Van hier is het
niet ver meer naar het hoogste punt van de Camino. Op 1504 meter hoogte bevindt
zich het Cruz de Hierro.
Een ijzeren kruis hoog op een lange dikke
paal en gezet op een hoop stenen. Deze hoop stenen werd gevormd door al de
stenen die de ontelbare pelgrims al eeuwen lang met zich meebrengen en er bij
gooien.
Deze keer heb ik mijn steen niet meegebracht van thuis, maar
van de laatste bocht.
Iets verderop heeft men dan een geweldig zicht
over de wijdse omgeving.
3 km verder bereik ik Manjarin, een plaatsje
met 1 huis, nl. een refugio met 16 bedden.
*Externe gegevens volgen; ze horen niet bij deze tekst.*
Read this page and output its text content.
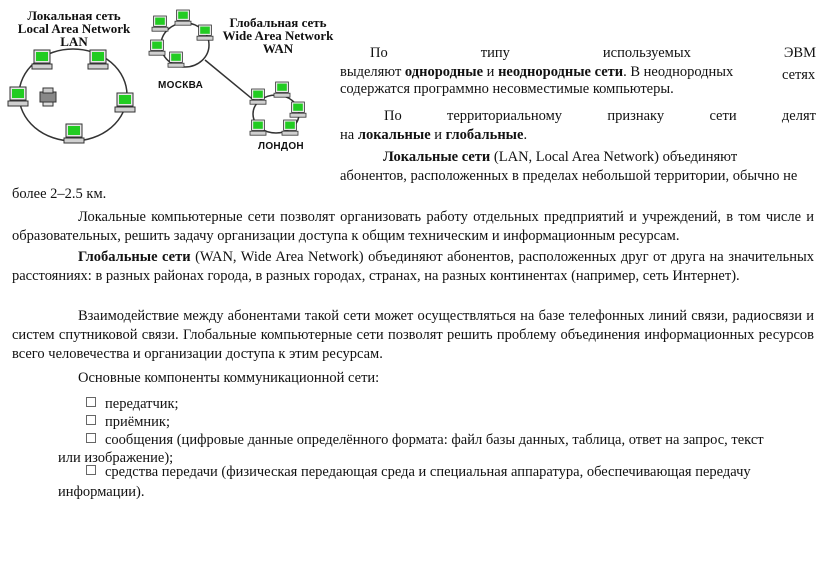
Локальная сеть
Local Area Network
LAN
Глобальная сеть
Wide Area Network
WAN
МОСКВА
ЛОНДОН
По	типу	используемых	ЭВМ
выделяют однородные и неоднородные сети. В неоднородных	сетях
содержатся программно несовместимые компьютеры.
По	территориальному	признаку	сети	делят
на локальные и глобальные.
Локальные сети (LAN, Local Area Network) объединяют
абонентов, расположенных в пределах небольшой территории, обычно не
более 2–2.5 км.
Локальные компьютерные сети позволят организовать работу отдельных предприятий и учреждений, в том числе и образовательных, решить задачу организации доступа к общим техническим и информационным ресурсам.
Глобальные сети (WAN, Wide Area Network) объединяют абонентов, расположенных друг от друга на значительных расстояниях: в разных районах города, в разных городах, странах, на разных континентах (например, сеть Интернет).
Взаимодействие между абонентами такой сети может осуществляться на базе телефонных линий связи, радиосвязи и систем спутниковой связи. Глобальные компьютерные сети позволят решить проблему объединения информационных ресурсов всего человечества и организации доступа к этим ресурсам.
Основные компоненты коммуникационной сети:
передатчик;
приёмник;
сообщения (цифровые данные определённого формата: файл базы данных, таблица, ответ на запрос, текст
или изображение);
средства передачи (физическая передающая среда и специальная аппаратура, обеспечивающая передачу
информации).
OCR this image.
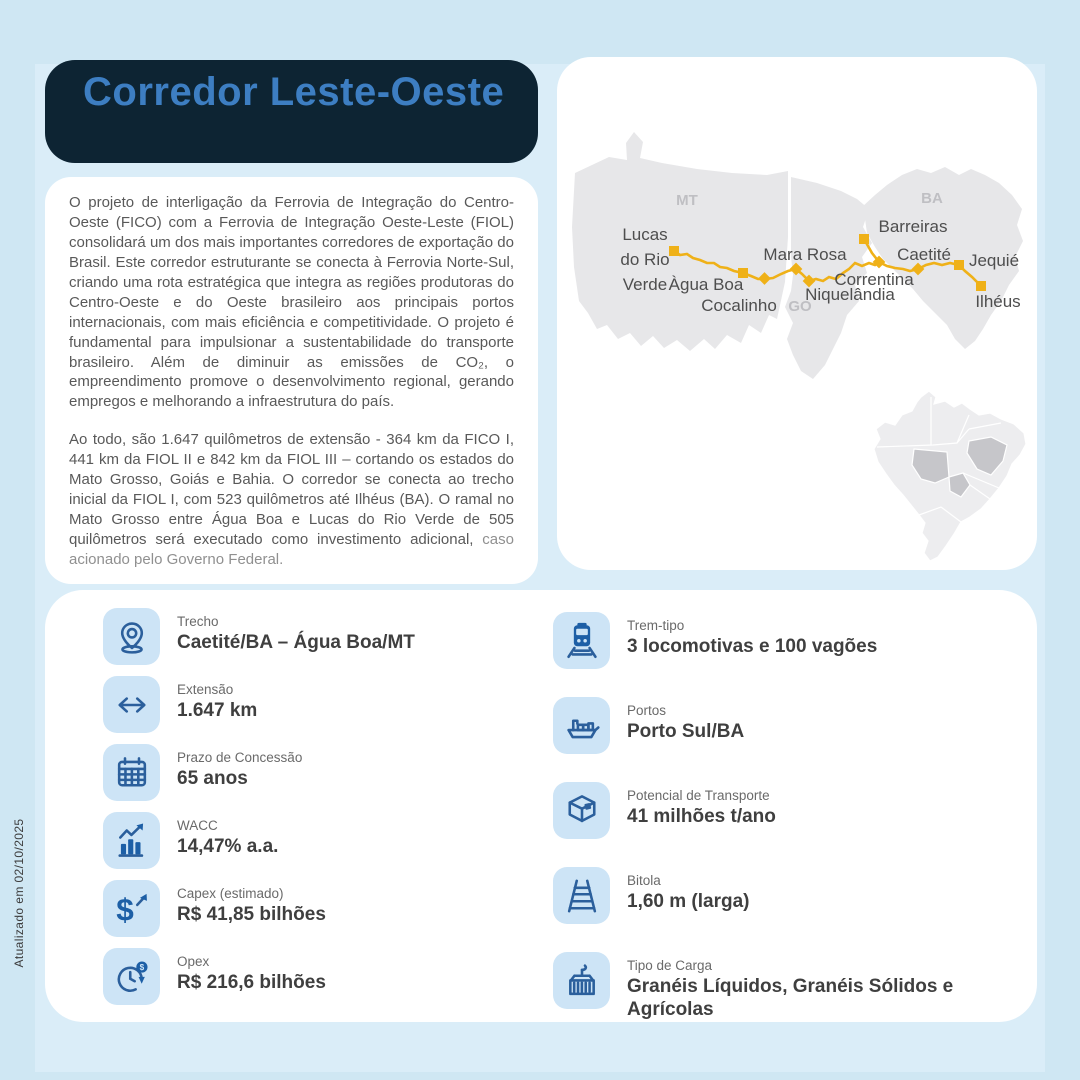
Corredor Leste-Oeste

O projeto de interligação da Ferrovia de Integração do Centro-Oeste (FICO) com a Ferrovia de Integração Oeste-Leste (FIOL) consolidará um dos mais importantes corredores de exportação do Brasil. Este corredor estruturante se conecta à Ferrovia Norte-Sul, criando uma rota estratégica que integra as regiões produtoras do Centro-Oeste e do Oeste brasileiro aos principais portos internacionais, com mais eficiência e competitividade. O projeto é fundamental para impulsionar a sustentabilidade do transporte brasileiro. Além de diminuir as emissões de CO₂, o empreendimento promove o desenvolvimento regional, gerando empregos e melhorando a infraestrutura do país.

Ao todo, são 1.647 quilômetros de extensão - 364 km da FICO I, 441 km da FIOL II e 842 km da FIOL III – cortando os estados do Mato Grosso, Goiás e Bahia. O corredor se conecta ao trecho inicial da FIOL I, com 523 quilômetros até Ilhéus (BA). O ramal no Mato Grosso entre Água Boa e Lucas do Rio Verde de 505 quilômetros será executado como investimento adicional, caso acionado pelo Governo Federal.

MT
GO
BA
Lucas
do Rio
Verde Àgua Boa
Cocalinho
Mara Rosa
Niquelândia
Correntina
Barreiras
Caetité Jequié
Ilhéus
Trecho
Caetité/BA – Água Boa/MT
Extensão
1.647 km
Prazo de Concessão
65 anos
WACC
14,47% a.a.
$	Capex (estimado)
R$ 41,85 bilhões
$ Opex
R$ 216,6 bilhões
Trem-tipo
3 locomotivas e 100 vagões
Portos
Porto Sul/BA
Potencial de Transporte
41 milhões t/ano
Bitola
1,60 m (larga)
Tipo de Carga
Granéis Líquidos, Granéis Sólidos e Agrícolas
Atualizado em 02/10/2025
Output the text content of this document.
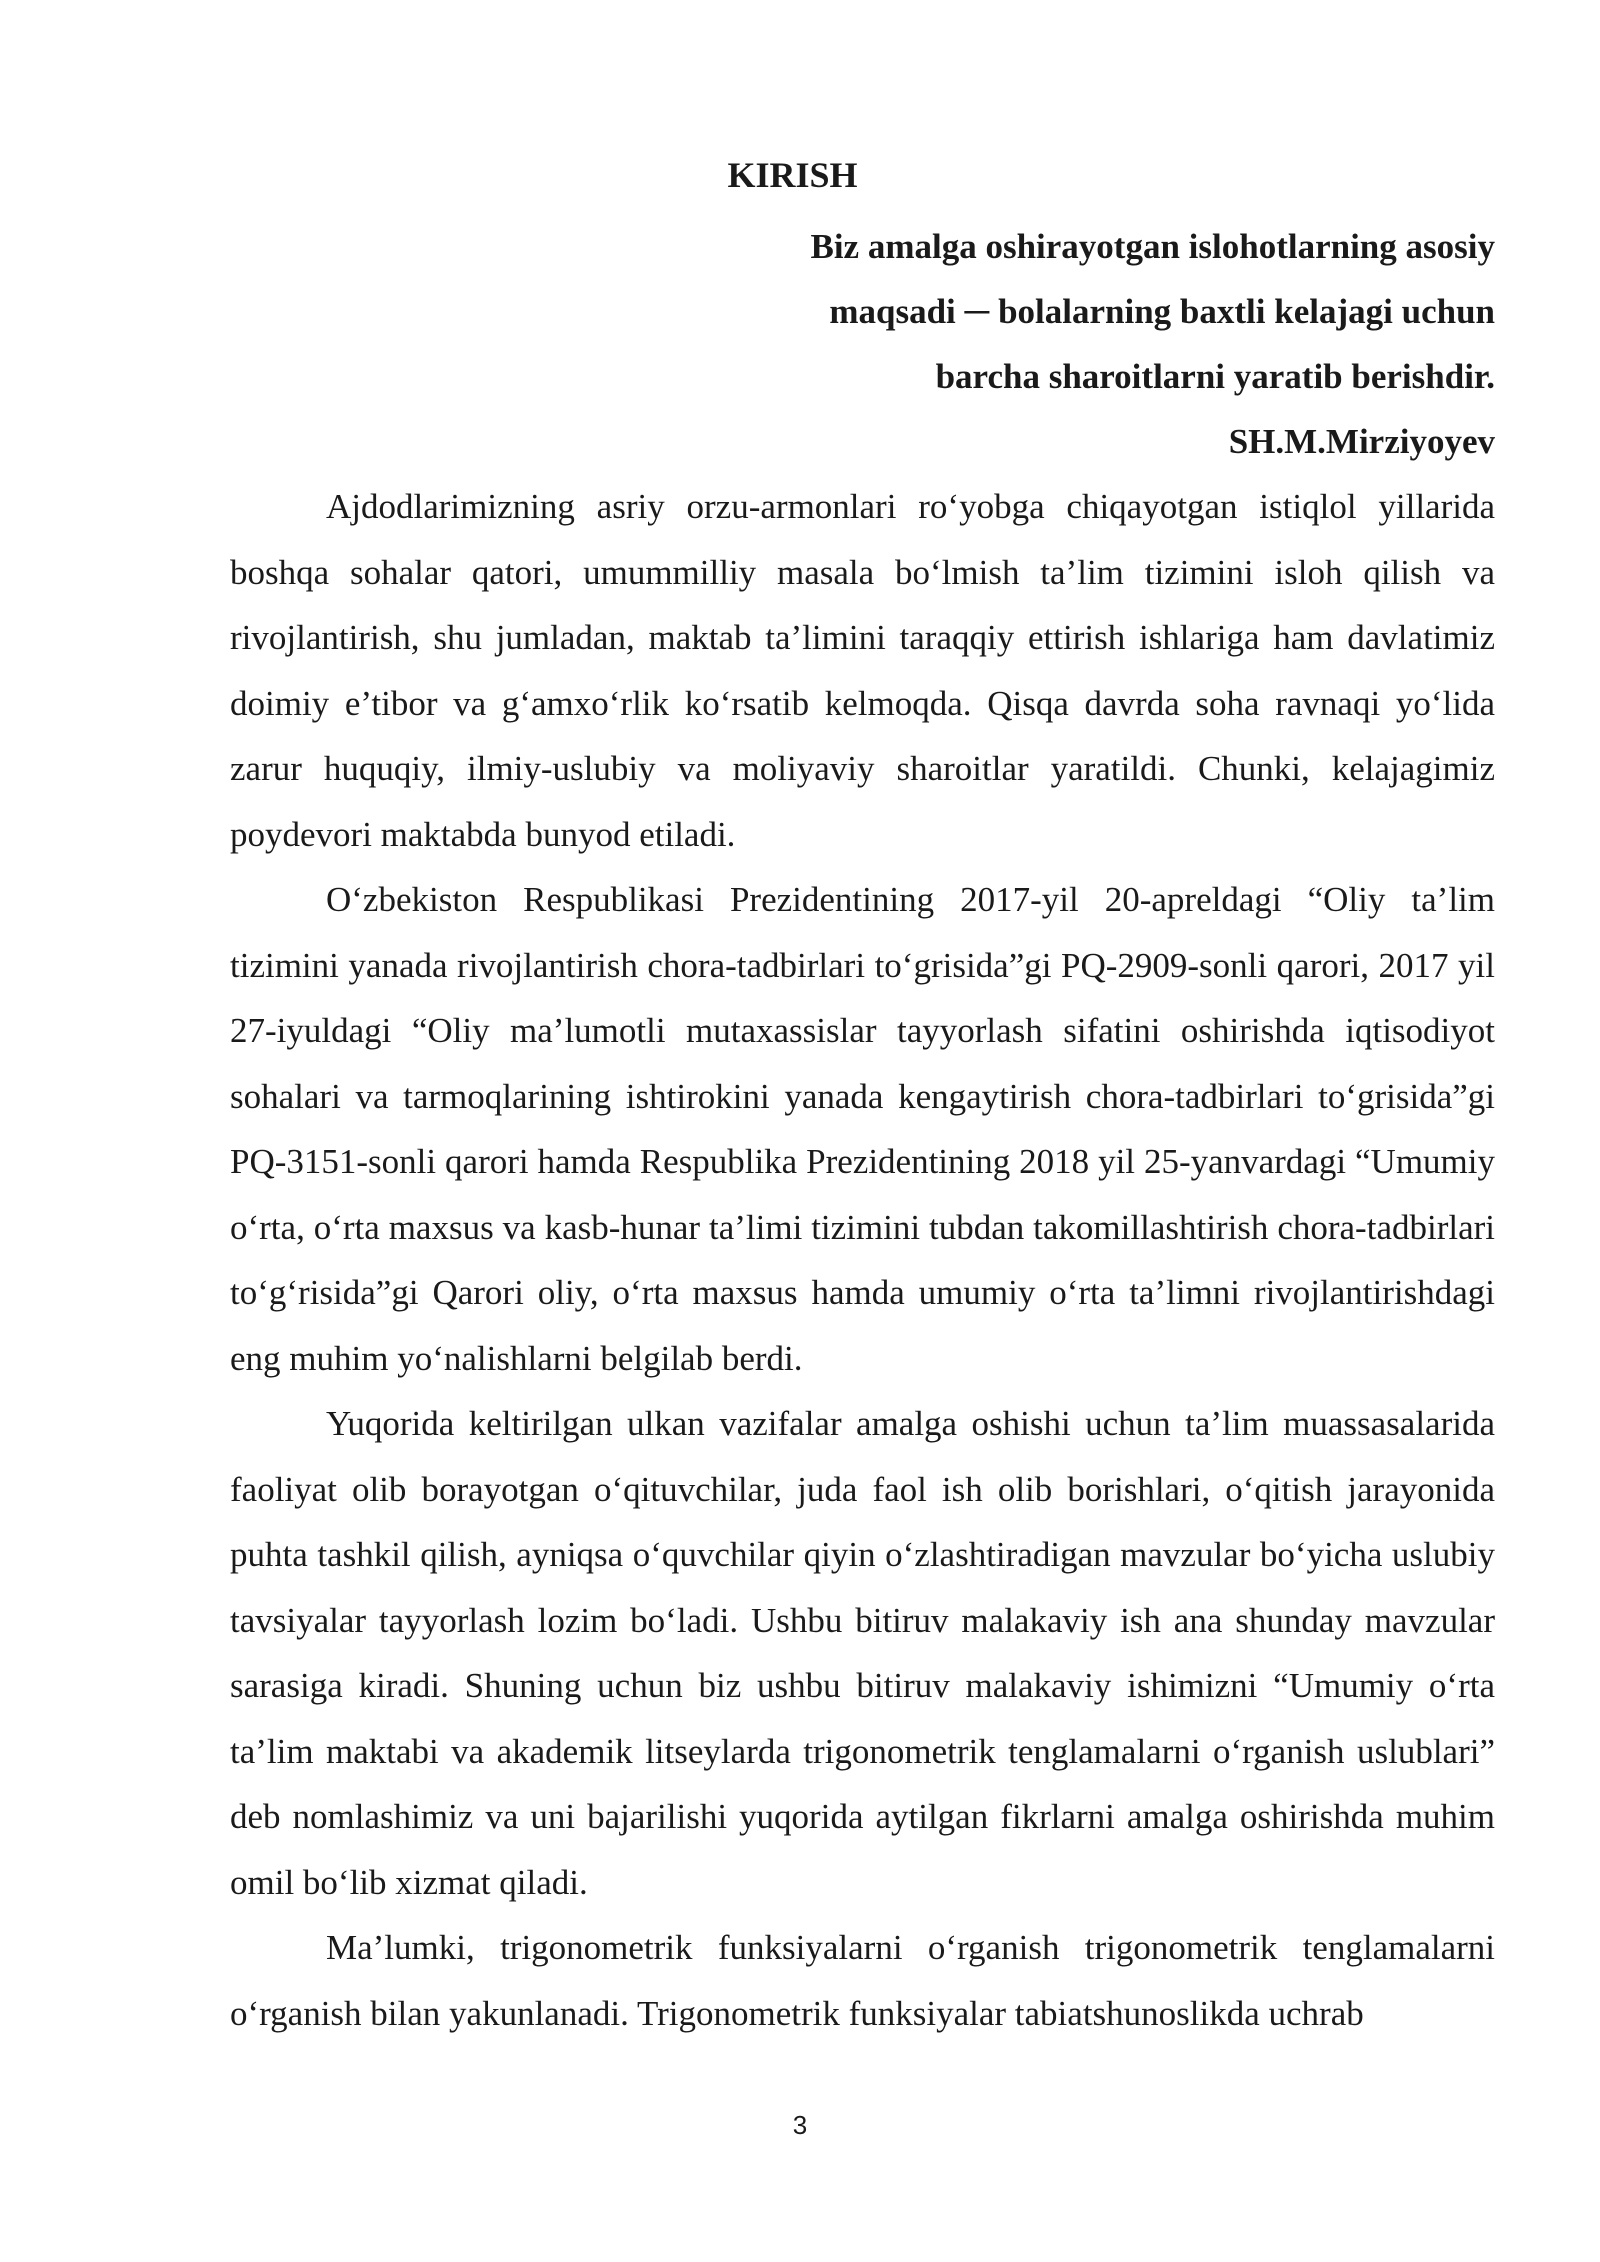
KIRISH
Biz amalga oshirayotgan islohotlarning asosiy
maqsadi ─ bolalarning baxtli kelajagi uchun
barcha sharoitlarni yaratib berishdir.
SH.M.Mirziyoyev

Ajdodlarimizning asriy orzu-armonlari ro‘yobga chiqayotgan istiqlol yillarida boshqa sohalar qatori, umummilliy masala bo‘lmish ta’lim tizimini isloh qilish va rivojlantirish, shu jumladan, maktab ta’limini taraqqiy ettirish ishlariga ham davlatimiz doimiy e’tibor va g‘amxo‘rlik ko‘rsatib kelmoqda. Qisqa davrda soha ravnaqi yo‘lida zarur huquqiy, ilmiy-uslubiy va moliyaviy sharoitlar yaratildi. Chunki, kelajagimiz poydevori maktabda bunyod etiladi.

O‘zbekiston Respublikasi Prezidentining 2017-yil 20-apreldagi “Oliy ta’lim tizimini yanada rivojlantirish chora-tadbirlari to‘grisida”gi PQ-2909-sonli qarori, 2017 yil 27-iyuldagi “Oliy ma’lumotli mutaxassislar tayyorlash sifatini oshirishda iqtisodiyot sohalari va tarmoqlarining ishtirokini yanada kengaytirish chora-tadbirlari to‘grisida”gi PQ-3151-sonli qarori hamda Respublika Prezidentining 2018 yil 25-yanvardagi “Umumiy o‘rta, o‘rta maxsus va kasb-hunar ta’limi tizimini tubdan takomillashtirish chora-tadbirlari to‘g‘risida”gi Qarori oliy, o‘rta maxsus hamda umumiy o‘rta ta’limni rivojlantirishdagi eng muhim yo‘nalishlarni belgilab berdi.

Yuqorida keltirilgan ulkan vazifalar amalga oshishi uchun ta’lim muassasalarida faoliyat olib borayotgan o‘qituvchilar, juda faol ish olib borishlari, o‘qitish jarayonida puhta tashkil qilish, ayniqsa o‘quvchilar qiyin o‘zlashtiradigan mavzular bo‘yicha uslubiy tavsiyalar tayyorlash lozim bo‘ladi. Ushbu bitiruv malakaviy ish ana shunday mavzular sarasiga kiradi. Shuning uchun biz ushbu bitiruv malakaviy ishimizni “Umumiy o‘rta ta’lim maktabi va akademik litseylarda trigonometrik tenglamalarni o‘rganish uslublari” deb nomlashimiz va uni bajarilishi yuqorida aytilgan fikrlarni amalga oshirishda muhim omil bo‘lib xizmat qiladi.

Ma’lumki, trigonometrik funksiyalarni o‘rganish trigonometrik tenglamalarni o‘rganish bilan yakunlanadi. Trigonometrik funksiyalar tabiatshunoslikda uchrab

3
De weg gaat nu verder naar beneden,
ik moet van 1504 meter dalen naar het op 543 meter gelegen Ponferrada,
met steeds een mooi zicht op de bergen en de valleien.
El Acebo,
dorpje op 1156 meter, nauwe straten en overhangende balkons. De Camino wordt
hier gekenmerkt door ijzeren kruisen met schelp.
In Molinaseca kom ik
voorbij een refugio en twijfel even hier te stoppen of niet. Het is wel zeer
warm, ik heb reeds 5u45 gewandeld doch het is pas 13 u. Dan toch maar verder
naar Ponferrada, waar de rivieren Boeza en Sil samenvloeien.
Ponferrada genoemd naar de ijzeren brug over de Sil. Hier staat ook een 13de
eeuws kasteel, gebouwd door de Tempeliers.
Ik verblijf in de refugio
van San Nicolás de Flüe, opengehouden door Duitse vrijwilligers.
Morgen naar Villafranca del Bierzo.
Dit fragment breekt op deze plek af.